Sounds like a job for a Mac Pro running QLab with as many graphics cards as possible stuffed inside, then dual/triplehead2go boxes to split the outputs of those cards into the required number. What's the resolution of the displays? Are the resolutions all the same? 

If budget is an issue for a Mac pro (spoiler alert: don't buy the graphics cards direct from Apple, buy them from a real retailer like Newegg) you could use a windows tower and other software (I don't remember names right now) instead.


----------



## Chris15 (Jul 28, 2011)

What's the distance to these screens?
Expected resolution?
Context - are we talking a permanent install to run 18 hours a day 7 days a week or a show or what?
Any constraints on inputs to the displays?


----------



## legacy (Jul 28, 2011)

Chris15 said:


> What's the distance to these screens?
> Expected resolution?
> Context - are we talking a permanent install to run 18 hours a day 7 days a week or a show or what?
> Any constraints on inputs to the displays?



None of these factors matter thanks though


----------



## Chris15 (Jul 28, 2011)

legacy said:


> None of these factors matter thanks though


 
I'm sorry, but you're asking us for product recommendations but not willing to define what the product is meant to do?

There's a very wide variety of options that can perform that basic task you are after, but whether you want a 480i signal of a HD signal is going to make a HUGE difference. Liekwise if you want to have the screens a few metres apart that's one thing but if there are tens of metres between them that's a different story agaoin - cable loss will become an issue, especially at HD resolutions.
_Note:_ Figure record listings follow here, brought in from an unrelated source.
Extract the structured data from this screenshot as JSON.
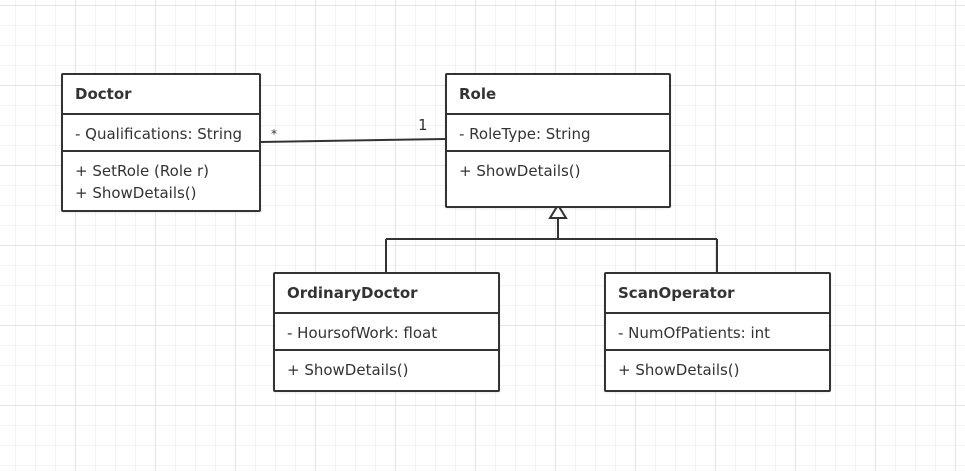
{
  "classes": {
    "doctor": {
      "name": "Doctor",
      "attributes": [
        "- Qualifications: String"
      ],
      "operations": [
        "+ SetRole (Role r)",
        "+ ShowDetails()"
      ]
    },
    "role": {
      "name": "Role",
      "attributes": [
        "- RoleType:  String"
      ],
      "operations": [
        "+ ShowDetails()"
      ]
    },
    "ordinary_doctor": {
      "name": "OrdinaryDoctor",
      "attributes": [
        "- HoursofWork:  float"
      ],
      "operations": [
        "+ ShowDetails()"
      ]
    },
    "scan_operator": {
      "name": "ScanOperator",
      "attributes": [
        "- NumOfPatients: int"
      ],
      "operations": [
        "+ ShowDetails()"
      ]
    }
  },
  "association": {
    "doctor_multiplicity": "*",
    "role_multiplicity": "1"
  },
  "colors": {
    "line": "#333333",
    "grid": "#e6e6e6",
    "background": "#ffffff"
  }
}
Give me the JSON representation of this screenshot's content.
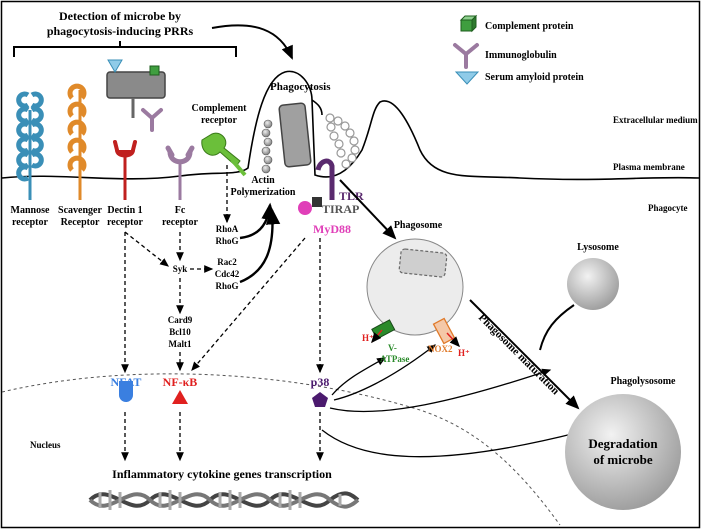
{
  "title": "Detection of microbe by phagocytosis-inducing PRRs",
  "legend": {
    "complement": "Complement protein",
    "immunoglobulin": "Immunoglobulin",
    "serum_amyloid": "Serum amyloid protein"
  },
  "regions": {
    "extracellular": "Extracellular medium",
    "plasma_membrane": "Plasma membrane",
    "phagocyte": "Phagocyte",
    "nucleus": "Nucleus"
  },
  "processes": {
    "phagocytosis": "Phagocytosis",
    "actin_line1": "Actin",
    "actin_line2": "Polymerization",
    "phagosome": "Phagosome",
    "lysosome": "Lysosome",
    "phagolysosome": "Phagolysosome",
    "phagosome_maturation": "Phagosome maturation",
    "degradation_line1": "Degradation",
    "degradation_line2": "of microbe",
    "transcription": "Inflammatory cytokine genes transcription"
  },
  "receptors": {
    "mannose_1": "Mannose",
    "mannose_2": "receptor",
    "scavenger_1": "Scavenger",
    "scavenger_2": "Receptor",
    "dectin_1": "Dectin 1",
    "dectin_2": "receptor",
    "fc_1": "Fc",
    "fc_2": "receptor",
    "complement_1": "Complement",
    "complement_2": "receptor"
  },
  "signaling": {
    "rhoa": "RhoA",
    "rhog": "RhoG",
    "syk": "Syk",
    "rac2": "Rac2",
    "cdc42": "Cdc42",
    "rhog2": "RhoG",
    "card9": "Card9",
    "bcl10": "Bcl10",
    "malt1": "Malt1",
    "tlr": "TLR",
    "tirap": "TIRAP",
    "myd88": "MyD88",
    "nfat": "NFAT",
    "nfkb": "NF-κB",
    "p38": "p38",
    "hplus_left": "H⁺",
    "hplus_right": "H⁺",
    "vatpase_1": "V-",
    "vatpase_2": "ATPase",
    "nox2": "NOX2"
  },
  "colors": {
    "mannose": "#3a8fb7",
    "scavenger": "#e08a2a",
    "dectin": "#c0201f",
    "fc": "#9b7aa0",
    "complement_receptor": "#6bbf3a",
    "myd88": "#e03fb8",
    "tlr": "#5a2a6e",
    "nfat": "#3a7fe0",
    "nfkb": "#e0201f",
    "p38": "#4b1a6e",
    "vatpase": "#2a8a2a",
    "nox2": "#e07a2a",
    "proton": "#e0201f"
  }
}
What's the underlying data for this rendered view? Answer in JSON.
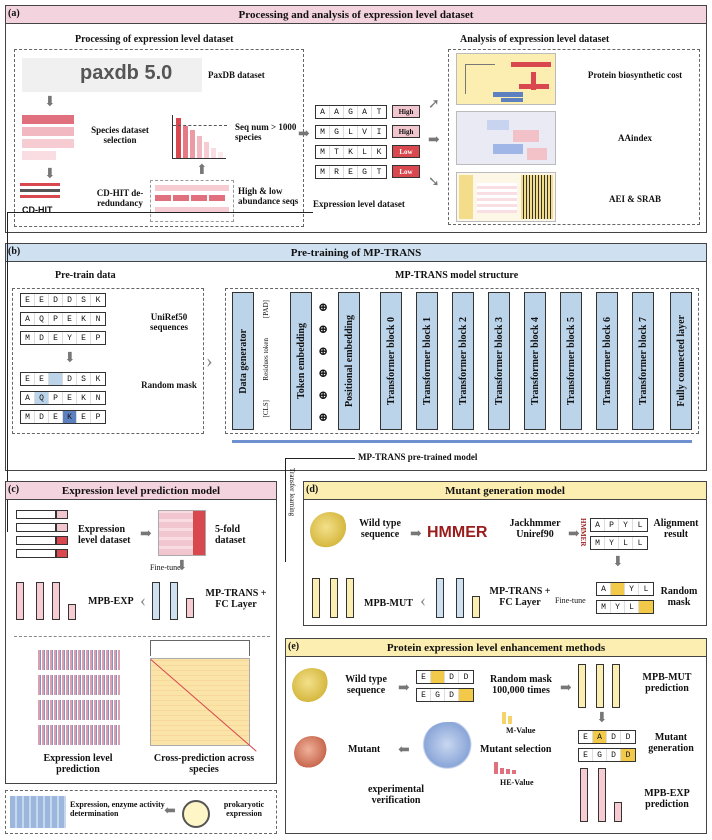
{
  "panel_a": {
    "label": "(a)",
    "title": "Processing and analysis of expression level dataset",
    "left_title": "Processing of expression level dataset",
    "right_title": "Analysis of expression level dataset",
    "paxdb_logo": "paxdb 5.0",
    "paxdb_label": "PaxDB dataset",
    "species_selection": "Species dataset selection",
    "seq_num": "Seq num > 1000 species",
    "cdhit_logo": "CD-HIT",
    "cdhit_label": "CD-HIT de-redundancy",
    "high_low": "High & low abundance seqs",
    "sequences": [
      {
        "chars": [
          "A",
          "A",
          "G",
          "A",
          "T"
        ],
        "level": "High"
      },
      {
        "chars": [
          "M",
          "G",
          "L",
          "V",
          "I"
        ],
        "level": "High"
      },
      {
        "chars": [
          "M",
          "T",
          "K",
          "L",
          "K"
        ],
        "level": "Low"
      },
      {
        "chars": [
          "M",
          "R",
          "E",
          "G",
          "T"
        ],
        "level": "Low"
      }
    ],
    "expr_dataset": "Expression level dataset",
    "analyses": [
      "Protein biosynthetic cost",
      "AAindex",
      "AEI & SRAB"
    ]
  },
  "panel_b": {
    "label": "(b)",
    "title": "Pre-training of MP-TRANS",
    "pretrain_title": "Pre-train data",
    "model_title": "MP-TRANS model structure",
    "seqs": [
      [
        "E",
        "E",
        "D",
        "D",
        "S",
        "K"
      ],
      [
        "A",
        "Q",
        "P",
        "E",
        "K",
        "N"
      ],
      [
        "M",
        "D",
        "E",
        "Y",
        "E",
        "P"
      ]
    ],
    "masked": [
      [
        "E",
        "E",
        "",
        "D",
        "S",
        "K"
      ],
      [
        "A",
        "Q",
        "P",
        "E",
        "K",
        "N"
      ],
      [
        "M",
        "D",
        "E",
        "K",
        "E",
        "P"
      ]
    ],
    "uniref": "UniRef50 sequences",
    "random_mask": "Random mask",
    "data_generator": "Data generator",
    "tokens": [
      "[PAD]",
      "Residues token",
      "[CLS]"
    ],
    "token_embedding": "Token embedding",
    "positional_embedding": "Positional embedding",
    "blocks": [
      "Transformer block 0",
      "Transformer block 1",
      "Transformer block 2",
      "Transformer block 3",
      "Transformer block 4",
      "Transformer block 5",
      "Transformer block 6",
      "Transformer block 7"
    ],
    "fc": "Fully connected layer",
    "pretrained": "MP-TRANS pre-trained model",
    "transfer": "Transfer learning"
  },
  "panel_c": {
    "label": "(c)",
    "title": "Expression level prediction model",
    "expr_dataset": "Expression level dataset",
    "fivefold": "5-fold dataset",
    "finetune": "Fine-tune",
    "mptrans_fc": "MP-TRANS + FC Layer",
    "mpb_exp": "MPB-EXP",
    "expr_pred": "Expression level prediction",
    "cross_pred": "Cross-prediction across species"
  },
  "panel_d": {
    "label": "(d)",
    "title": "Mutant generation model",
    "wild_type": "Wild type sequence",
    "hmmer": "HMMER",
    "jackhmmer": "Jackhmmer Uniref90",
    "alignment": "Alignment result",
    "align_seqs": [
      [
        "A",
        "P",
        "Y",
        "L"
      ],
      [
        "M",
        "Y",
        "L",
        "L"
      ]
    ],
    "mask_seqs": [
      [
        "A",
        "",
        "Y",
        "L"
      ],
      [
        "M",
        "Y",
        "L",
        ""
      ]
    ],
    "random_mask": "Random mask",
    "finetune": "Fine-tune",
    "mptrans_fc": "MP-TRANS + FC Layer",
    "mpb_mut": "MPB-MUT"
  },
  "panel_e": {
    "label": "(e)",
    "title": "Protein expression level enhancement methods",
    "wild_type": "Wild type sequence",
    "random_mask": "Random mask 100,000 times",
    "mask_seqs": [
      [
        "E",
        "",
        "D",
        "D"
      ],
      [
        "E",
        "G",
        "D",
        ""
      ]
    ],
    "mpb_mut_pred": "MPB-MUT prediction",
    "mutant_gen": "Mutant generation",
    "gen_seqs": [
      [
        "E",
        "A",
        "D",
        "D"
      ],
      [
        "E",
        "G",
        "D",
        "D"
      ]
    ],
    "mutant_selection": "Mutant selection",
    "m_value": "M-Value",
    "he_value": "HE-Value",
    "mutant": "Mutant",
    "mpb_exp_pred": "MPB-EXP prediction",
    "exp_verification": "experimental verification",
    "prokaryotic": "prokaryotic expression",
    "expression_det": "Expression, enzyme activity determination"
  },
  "colors": {
    "pink_bg": "#f3d3de",
    "blue_bg": "#cfe0f1",
    "yellow_bg": "#fbeeb0",
    "block_blue": "#bcd4ea",
    "high": "#f2c6cf",
    "low": "#d9484f",
    "hmmer_red": "#9a1b1b"
  }
}
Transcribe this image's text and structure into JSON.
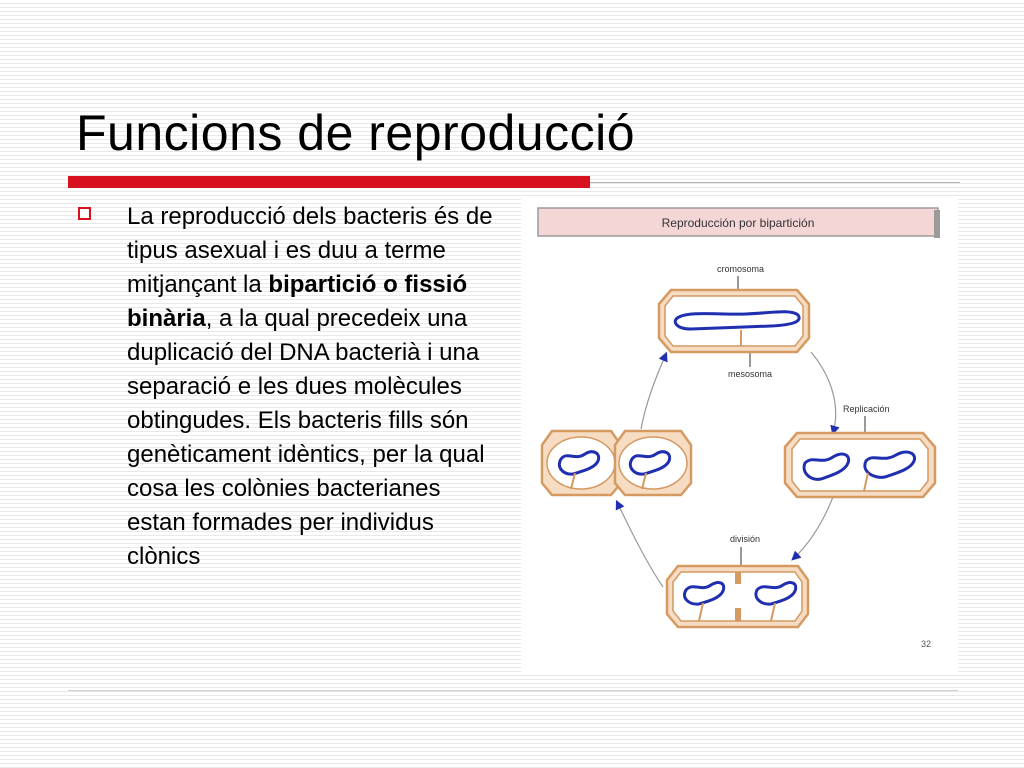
{
  "slide": {
    "title": "Funcions de reproducció",
    "paragraph": {
      "part1": "La reproducció dels bacteris és de tipus asexual i es duu a terme mitjançant la ",
      "bold": "bipartició o fissió binària",
      "part2": ", a la qual precedeix una duplicació del DNA bacterià i una separació e les dues molècules obtingudes. Els bacteris fills són genèticament idèntics, per la qual cosa les colònies bacterianes estan formades per individus clònics"
    }
  },
  "figure": {
    "header": "Reproducción por bipartición",
    "labels": {
      "cromosoma": "cromosoma",
      "mesosoma": "mesosoma",
      "replicacion": "Replicación",
      "division": "división"
    },
    "page_number": "32",
    "colors": {
      "cell_fill": "#f7dcc4",
      "cell_stroke": "#d49a62",
      "chromosome": "#1f2fb0",
      "arrow": "#1f2fb0",
      "header_fill": "#f5d6d6",
      "accent_red": "#d8111f"
    }
  }
}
So since we can't narrow the scope, a variety of options:
Crestron Digital Media
RF Modulators
A VGA matrix switcher
A HD-SDI switcher
An IPTV based digital signage system
A PC behind each display and some form of control infrastructure
... and so the list continues


----------



## Technicalmancolton (Jul 28, 2011)

This sound like a awesome you should toatally up load pictures when you are done! Keep up the good work!


----------



## ruinexplorer (Jul 29, 2011)

Lee, some of Chris' questions are quite relative to your project. The applications of the various media players or digital display devices have substantial variability depending on their use. Also, depending on the resolution of the files, this can take quite a bit of difference in processing power. Time frame of using this system is critical since you would want to consider the ROI of purchase versus rental.

Something else that you need to share is a relative budget. There is a lot of difference between the quality of the devices as well as functionality, which can you sacrifice? Do you require an operator or does the client need to flip a switch and have it work? Do you have a preference of video signal, does it need to be digital or can it be analog? 

There are many solutions to this, but we need to remove some of the variables in order to assist you.


----------